Poster
in
Workshop: New Frontiers in Learning, Control, and Dynamical Systems
In-Context Decision-Making from Supervised Pretraining
Jonathan Lee · Annie Xie · Aldo Pacchiano · Yash Chandak · Chelsea Finn · Ofir Nachum · Emma Brunskill
Large transformer models trained on diverse datasets have shown a remarkable ability to learn in-context, achieving high few-shot performance on tasks they were not explicitly trained to solve. In this paper, we study the in-context learning capabilities of transformers in decision-making problems, i.e., bandits and Markov decision processes. To do so, we introduce and study a supervised pretraining method where the transformer predicts an optimal action given a query state and an in-context dataset of interactions, across a diverse set of tasks.
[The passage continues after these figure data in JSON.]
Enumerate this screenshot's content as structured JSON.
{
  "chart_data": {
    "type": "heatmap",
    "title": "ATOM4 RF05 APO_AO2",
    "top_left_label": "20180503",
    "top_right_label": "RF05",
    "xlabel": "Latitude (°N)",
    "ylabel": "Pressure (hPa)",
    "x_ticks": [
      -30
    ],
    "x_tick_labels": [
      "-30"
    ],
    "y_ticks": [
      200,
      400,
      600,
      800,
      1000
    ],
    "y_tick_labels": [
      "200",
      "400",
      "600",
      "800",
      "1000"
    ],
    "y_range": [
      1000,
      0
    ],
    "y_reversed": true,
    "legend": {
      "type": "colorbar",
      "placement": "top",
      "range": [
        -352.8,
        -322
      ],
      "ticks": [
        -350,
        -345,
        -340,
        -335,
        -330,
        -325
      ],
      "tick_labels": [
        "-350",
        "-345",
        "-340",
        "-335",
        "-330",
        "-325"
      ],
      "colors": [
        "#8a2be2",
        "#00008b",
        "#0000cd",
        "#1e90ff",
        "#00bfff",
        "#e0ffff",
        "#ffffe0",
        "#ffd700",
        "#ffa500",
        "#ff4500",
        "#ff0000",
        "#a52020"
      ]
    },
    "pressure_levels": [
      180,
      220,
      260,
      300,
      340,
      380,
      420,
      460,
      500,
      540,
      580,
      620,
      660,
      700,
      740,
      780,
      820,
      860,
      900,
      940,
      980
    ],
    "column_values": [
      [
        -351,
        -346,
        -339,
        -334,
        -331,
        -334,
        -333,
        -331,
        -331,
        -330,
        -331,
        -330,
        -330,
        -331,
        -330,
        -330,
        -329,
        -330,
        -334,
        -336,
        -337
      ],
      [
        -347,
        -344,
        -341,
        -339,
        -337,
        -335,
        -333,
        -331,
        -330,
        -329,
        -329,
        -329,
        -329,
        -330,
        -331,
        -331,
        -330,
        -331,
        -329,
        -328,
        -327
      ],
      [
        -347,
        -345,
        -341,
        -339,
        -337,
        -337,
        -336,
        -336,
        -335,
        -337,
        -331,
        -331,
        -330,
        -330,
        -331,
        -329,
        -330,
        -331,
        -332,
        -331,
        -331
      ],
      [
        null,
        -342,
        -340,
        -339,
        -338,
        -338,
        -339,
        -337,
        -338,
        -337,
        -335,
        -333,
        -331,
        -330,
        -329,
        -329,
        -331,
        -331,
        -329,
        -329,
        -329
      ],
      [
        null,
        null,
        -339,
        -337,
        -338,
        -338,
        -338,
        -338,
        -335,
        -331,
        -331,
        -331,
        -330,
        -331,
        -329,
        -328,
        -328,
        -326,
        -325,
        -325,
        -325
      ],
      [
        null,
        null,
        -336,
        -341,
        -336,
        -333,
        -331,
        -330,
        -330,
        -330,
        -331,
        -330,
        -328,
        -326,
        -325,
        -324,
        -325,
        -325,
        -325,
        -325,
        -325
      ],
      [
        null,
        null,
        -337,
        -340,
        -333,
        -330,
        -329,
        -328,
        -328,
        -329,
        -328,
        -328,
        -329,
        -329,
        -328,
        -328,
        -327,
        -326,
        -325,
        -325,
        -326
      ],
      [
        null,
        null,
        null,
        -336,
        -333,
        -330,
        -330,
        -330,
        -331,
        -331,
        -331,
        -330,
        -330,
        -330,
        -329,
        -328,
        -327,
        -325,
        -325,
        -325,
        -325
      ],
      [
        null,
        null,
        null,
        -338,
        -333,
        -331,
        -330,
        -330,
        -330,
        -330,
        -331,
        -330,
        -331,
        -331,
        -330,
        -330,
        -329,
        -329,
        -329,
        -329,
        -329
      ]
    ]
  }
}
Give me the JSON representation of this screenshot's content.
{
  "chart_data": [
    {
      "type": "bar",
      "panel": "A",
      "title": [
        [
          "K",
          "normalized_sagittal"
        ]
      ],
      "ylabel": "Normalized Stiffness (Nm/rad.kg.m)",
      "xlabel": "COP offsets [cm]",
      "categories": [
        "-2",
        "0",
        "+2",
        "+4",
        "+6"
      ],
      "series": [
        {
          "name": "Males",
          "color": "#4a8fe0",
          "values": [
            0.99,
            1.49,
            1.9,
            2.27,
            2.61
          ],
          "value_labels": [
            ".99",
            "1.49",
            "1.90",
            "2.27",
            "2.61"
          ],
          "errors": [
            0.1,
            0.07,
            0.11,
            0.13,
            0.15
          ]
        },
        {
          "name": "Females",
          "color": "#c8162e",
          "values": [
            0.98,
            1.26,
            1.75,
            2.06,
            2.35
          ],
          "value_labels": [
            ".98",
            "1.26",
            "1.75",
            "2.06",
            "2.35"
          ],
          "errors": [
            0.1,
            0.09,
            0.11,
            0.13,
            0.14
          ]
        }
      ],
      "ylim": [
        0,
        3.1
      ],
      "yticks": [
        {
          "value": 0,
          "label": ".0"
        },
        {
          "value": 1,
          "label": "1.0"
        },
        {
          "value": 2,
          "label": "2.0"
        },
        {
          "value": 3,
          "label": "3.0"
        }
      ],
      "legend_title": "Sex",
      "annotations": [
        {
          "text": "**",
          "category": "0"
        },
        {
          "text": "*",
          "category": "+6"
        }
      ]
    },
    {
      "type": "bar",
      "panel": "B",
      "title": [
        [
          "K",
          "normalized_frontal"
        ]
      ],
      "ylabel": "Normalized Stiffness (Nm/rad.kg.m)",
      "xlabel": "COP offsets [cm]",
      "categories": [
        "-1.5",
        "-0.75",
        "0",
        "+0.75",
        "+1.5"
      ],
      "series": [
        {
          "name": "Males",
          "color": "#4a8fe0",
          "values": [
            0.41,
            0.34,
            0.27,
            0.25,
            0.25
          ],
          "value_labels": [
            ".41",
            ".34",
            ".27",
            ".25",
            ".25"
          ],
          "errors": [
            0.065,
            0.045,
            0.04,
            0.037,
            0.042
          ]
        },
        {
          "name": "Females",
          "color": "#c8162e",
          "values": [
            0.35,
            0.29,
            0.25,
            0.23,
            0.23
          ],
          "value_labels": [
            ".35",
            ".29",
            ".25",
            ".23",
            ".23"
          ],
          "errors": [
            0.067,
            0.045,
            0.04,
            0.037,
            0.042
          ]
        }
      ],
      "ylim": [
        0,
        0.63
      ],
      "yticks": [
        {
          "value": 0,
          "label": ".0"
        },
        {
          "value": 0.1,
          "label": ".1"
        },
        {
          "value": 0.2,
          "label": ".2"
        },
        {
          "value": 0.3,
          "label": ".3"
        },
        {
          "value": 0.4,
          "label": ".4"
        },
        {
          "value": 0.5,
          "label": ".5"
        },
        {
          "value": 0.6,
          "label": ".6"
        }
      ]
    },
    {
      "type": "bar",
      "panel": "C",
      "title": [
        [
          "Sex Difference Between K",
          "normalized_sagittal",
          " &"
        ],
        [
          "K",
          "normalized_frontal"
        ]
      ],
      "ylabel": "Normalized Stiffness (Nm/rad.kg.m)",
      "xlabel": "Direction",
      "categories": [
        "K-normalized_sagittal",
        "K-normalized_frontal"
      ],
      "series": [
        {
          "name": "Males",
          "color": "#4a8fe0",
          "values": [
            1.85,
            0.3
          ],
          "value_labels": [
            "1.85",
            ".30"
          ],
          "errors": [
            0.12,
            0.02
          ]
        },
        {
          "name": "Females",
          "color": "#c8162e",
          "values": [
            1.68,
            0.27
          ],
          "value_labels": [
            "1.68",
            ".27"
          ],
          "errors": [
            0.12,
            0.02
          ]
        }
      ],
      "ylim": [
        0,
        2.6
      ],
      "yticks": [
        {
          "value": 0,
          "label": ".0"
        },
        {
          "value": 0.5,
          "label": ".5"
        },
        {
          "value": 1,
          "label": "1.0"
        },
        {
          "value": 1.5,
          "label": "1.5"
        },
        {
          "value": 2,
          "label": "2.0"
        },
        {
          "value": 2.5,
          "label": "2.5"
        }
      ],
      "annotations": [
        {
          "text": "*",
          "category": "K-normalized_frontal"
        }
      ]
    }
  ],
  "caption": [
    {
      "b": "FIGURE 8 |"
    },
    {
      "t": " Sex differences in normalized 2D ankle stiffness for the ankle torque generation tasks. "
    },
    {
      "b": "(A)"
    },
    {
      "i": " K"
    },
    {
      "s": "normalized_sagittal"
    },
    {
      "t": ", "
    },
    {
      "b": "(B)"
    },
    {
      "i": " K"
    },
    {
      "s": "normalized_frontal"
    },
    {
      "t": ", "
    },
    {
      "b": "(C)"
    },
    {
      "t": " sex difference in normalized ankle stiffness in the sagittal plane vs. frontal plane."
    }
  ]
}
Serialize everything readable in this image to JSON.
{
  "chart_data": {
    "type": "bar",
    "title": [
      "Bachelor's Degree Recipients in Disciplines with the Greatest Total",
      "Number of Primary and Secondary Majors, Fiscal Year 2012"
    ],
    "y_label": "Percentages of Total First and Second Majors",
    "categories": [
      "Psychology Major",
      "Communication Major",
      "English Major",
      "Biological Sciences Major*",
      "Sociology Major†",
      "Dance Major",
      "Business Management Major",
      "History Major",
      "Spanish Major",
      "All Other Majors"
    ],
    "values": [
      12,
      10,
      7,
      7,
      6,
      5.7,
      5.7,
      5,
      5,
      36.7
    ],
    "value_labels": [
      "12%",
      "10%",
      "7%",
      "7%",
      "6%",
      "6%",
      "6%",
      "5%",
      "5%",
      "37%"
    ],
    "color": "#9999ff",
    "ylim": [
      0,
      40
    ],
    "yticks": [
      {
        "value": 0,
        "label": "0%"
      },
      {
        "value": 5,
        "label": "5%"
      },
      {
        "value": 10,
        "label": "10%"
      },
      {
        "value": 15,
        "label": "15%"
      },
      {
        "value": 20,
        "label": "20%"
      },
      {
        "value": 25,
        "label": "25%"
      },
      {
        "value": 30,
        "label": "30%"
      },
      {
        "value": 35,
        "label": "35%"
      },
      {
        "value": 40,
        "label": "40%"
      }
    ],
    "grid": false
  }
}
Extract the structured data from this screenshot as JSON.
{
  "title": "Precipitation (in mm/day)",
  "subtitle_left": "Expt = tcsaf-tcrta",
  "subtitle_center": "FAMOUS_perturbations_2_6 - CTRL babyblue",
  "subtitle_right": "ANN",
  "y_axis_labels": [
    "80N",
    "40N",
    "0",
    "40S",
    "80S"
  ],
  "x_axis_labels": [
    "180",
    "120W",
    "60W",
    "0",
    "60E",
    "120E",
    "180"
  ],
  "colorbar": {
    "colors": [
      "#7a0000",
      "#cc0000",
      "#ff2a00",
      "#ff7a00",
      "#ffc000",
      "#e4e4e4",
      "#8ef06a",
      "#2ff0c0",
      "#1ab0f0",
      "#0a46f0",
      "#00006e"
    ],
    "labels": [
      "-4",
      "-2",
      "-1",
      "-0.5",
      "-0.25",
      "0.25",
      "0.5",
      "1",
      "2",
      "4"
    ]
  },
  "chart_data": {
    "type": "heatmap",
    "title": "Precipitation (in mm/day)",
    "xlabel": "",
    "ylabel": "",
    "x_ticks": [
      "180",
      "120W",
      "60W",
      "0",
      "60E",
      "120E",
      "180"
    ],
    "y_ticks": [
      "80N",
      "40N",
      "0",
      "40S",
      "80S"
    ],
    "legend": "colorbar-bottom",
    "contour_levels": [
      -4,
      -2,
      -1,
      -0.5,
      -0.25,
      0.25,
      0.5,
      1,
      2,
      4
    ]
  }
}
This procedure, while simple, produces an in-context algorithm with several surprising capabilities. We observe that the pretrained transformer can be used to solve a range of decision-making problems, exhibiting both exploration online and conservatism offline, despite not being explicitly trained to do so. It also generalizes beyond the pretraining distribution to new tasks and automatically adapts its decision-making strategies to unknown structure. Theoretically, we show the pretrained transformer can be viewed as an implementation of posterior sampling. We further leverage this connection to provide guarantees on its regret, and prove that it can learn a decision-making algorithm stronger than a source algorithm used to generate its pretraining data. These results suggest a promising yet simple path towards instilling strong in-context decision-making abilities in transformers.